Speaking up for M2M radio innovation

1/27/2012 8:16 PM EST

Perhaps my real issue with this is the idea that ONE unified standard, all the way up the ISO layers, can cover all M2M needs.

What are we talking about? Turning lights on or off in your home is going to be hugely different from telematics between cars traveling on the freeway, for example. The RF layers might not be necessarily different, but the rest will be.

Does it make sense to try to shoehorn these different jobs into a unified, all-encompassing new standard?

1/28/2012 9:55 AM EST

It makes more sense if this standard body is where all the companies come together and agree to interface to each other. If the standard is defined but noone wants to follow, it will never be successful.

1/30/2012 5:37 PM EST

I'm assuming here that you aren't limiting the discussion to RF links only, yes? The reason for long range is, for example, a scheme whereby Samsung can automatically download updates to your HDTV set, for example. This is a typical M2M application that isn't confined to short range. The RF link very well could be, of course, but in that role, the RF link would be no different from, say, your in-home WiFi to reach the broadband modem in your home.

Which is exactly why I don't get the point of this. M2M is no different from any other communication channel, as far as the lower protocol layers go at the very least.

1/31/2012 4:15 AM EST

There's nothing unique about the TV frequency bands that either 802.11 or 802.16 could not be adapted to. And there's nothing implied in M2M that is necessarily restricted to low power or to low data rates or to 1000s of devices on the head of a pin. I've been doing M2M all my career, including (but not by any means exclusively) M2M over Internet protocols, and I'm not at all sure that the boundaries you place on this M2M and/or IoT are valid?

As of now, 802.11 and 802.16 use 20 MHz channels, which can be aggregated up to 40 MHz and eventually even 100 MHz. This can theoretically be achieved by aggregating multiple TV 6 MHz channels, or the 20 MHz channel width can be reduced in the adaptation of 802.11 or 802.16.

Modulation schemes for such comm links are pretty much all migrating to COFDM these days, where the symbols can range from QPSK to 256-QAM. So you can dial in whatever spectral efficiency vs robustness you want, in the TV bands or L band or whatever.
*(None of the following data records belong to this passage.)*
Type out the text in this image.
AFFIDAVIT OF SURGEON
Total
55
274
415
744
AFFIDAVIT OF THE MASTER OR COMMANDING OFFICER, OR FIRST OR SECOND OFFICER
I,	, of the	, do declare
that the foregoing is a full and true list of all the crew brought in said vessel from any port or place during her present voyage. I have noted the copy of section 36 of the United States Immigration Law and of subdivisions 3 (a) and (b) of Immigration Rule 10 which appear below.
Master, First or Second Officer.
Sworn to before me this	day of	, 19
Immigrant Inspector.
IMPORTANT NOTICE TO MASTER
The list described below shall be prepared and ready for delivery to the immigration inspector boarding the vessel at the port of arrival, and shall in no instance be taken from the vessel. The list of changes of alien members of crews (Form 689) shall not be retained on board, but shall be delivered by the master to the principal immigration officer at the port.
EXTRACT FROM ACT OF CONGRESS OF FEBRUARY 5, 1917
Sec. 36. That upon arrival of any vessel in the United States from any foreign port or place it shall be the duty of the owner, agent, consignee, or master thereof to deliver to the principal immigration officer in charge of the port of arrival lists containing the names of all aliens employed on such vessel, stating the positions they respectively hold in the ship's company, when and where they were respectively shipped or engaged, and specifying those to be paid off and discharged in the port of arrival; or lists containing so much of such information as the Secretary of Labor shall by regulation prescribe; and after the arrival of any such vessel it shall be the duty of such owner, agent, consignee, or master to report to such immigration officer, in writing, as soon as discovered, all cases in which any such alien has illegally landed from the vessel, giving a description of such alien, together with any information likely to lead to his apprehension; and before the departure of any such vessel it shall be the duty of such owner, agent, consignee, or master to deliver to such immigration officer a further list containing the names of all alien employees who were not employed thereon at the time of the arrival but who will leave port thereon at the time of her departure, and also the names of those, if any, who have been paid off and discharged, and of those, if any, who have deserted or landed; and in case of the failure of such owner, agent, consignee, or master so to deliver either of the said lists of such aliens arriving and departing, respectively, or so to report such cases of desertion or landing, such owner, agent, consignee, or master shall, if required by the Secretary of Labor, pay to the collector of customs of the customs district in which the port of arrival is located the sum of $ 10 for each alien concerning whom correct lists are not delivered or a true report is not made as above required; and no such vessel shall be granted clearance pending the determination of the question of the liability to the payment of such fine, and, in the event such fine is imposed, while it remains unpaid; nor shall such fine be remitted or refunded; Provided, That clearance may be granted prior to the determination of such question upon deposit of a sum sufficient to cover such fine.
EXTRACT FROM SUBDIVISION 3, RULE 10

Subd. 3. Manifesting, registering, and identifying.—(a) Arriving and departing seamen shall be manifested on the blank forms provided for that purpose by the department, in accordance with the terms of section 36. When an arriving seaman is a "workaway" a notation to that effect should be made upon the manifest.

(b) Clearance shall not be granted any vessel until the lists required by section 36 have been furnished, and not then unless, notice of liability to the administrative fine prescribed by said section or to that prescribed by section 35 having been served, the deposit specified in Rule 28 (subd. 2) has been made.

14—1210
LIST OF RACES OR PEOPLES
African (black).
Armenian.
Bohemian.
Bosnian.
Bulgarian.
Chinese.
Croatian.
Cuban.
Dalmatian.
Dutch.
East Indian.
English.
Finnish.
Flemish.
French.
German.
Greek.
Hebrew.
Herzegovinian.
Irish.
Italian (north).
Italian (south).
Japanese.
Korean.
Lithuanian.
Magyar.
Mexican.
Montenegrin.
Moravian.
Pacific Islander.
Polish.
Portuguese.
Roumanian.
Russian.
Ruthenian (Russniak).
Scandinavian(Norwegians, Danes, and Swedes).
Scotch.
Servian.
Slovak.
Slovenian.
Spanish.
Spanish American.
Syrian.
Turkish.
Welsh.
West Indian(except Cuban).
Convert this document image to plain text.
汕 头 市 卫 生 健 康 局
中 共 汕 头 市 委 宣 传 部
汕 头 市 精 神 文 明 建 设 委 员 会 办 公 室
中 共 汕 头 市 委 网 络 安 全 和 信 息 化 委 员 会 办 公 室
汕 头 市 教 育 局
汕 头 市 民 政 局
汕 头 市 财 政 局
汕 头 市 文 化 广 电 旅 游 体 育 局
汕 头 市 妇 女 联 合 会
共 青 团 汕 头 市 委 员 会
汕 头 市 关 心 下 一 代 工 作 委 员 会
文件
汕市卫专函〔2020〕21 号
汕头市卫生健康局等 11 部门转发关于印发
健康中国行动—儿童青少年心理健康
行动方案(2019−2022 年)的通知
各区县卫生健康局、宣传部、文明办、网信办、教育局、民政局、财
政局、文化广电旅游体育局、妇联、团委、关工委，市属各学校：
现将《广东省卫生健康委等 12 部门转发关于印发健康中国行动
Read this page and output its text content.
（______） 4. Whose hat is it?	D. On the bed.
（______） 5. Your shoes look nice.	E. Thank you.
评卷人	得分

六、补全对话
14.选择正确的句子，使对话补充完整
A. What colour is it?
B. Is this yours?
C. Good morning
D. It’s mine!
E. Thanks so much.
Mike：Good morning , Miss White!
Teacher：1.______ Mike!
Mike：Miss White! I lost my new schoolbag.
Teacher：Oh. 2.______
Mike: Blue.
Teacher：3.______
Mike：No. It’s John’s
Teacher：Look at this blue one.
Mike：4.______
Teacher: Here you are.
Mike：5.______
Even LTE fits that description, including the 20, 40, 100 MHz aggregated RF channels and the COFDM modulation.

Or if you prefer, the TV bands can be used with 3G style spread spectrum, at roughly the same spectral efficiency as you can dial into any of the other schemes.

I'd say, *if* you want to share the same RF frequency channel among lots of devices, and you only need low data rate, 802.11 is a good bet. But that's just one use case, as far as I'm concerned.

1/31/2012 4:34 AM EST

Also, I'd note that if the M2M scenarios discussed must involve use of comparatively low frequency TV bands, I'm not sure that very short range or very small devices are a good match.

When dealing with high VHF and low UHF, you are talking about long range propagation potential and about relatively long antenna elements. If you decide to use very compact antennas, then the transmitter power may have to be raised to compensate.

All of which told me that if someone is talking about using the TV bands, they must be considering relatively large areas - at least WiFi type of coverage, and possibly even a lot more than that. Not Bluetooth PAN size areas.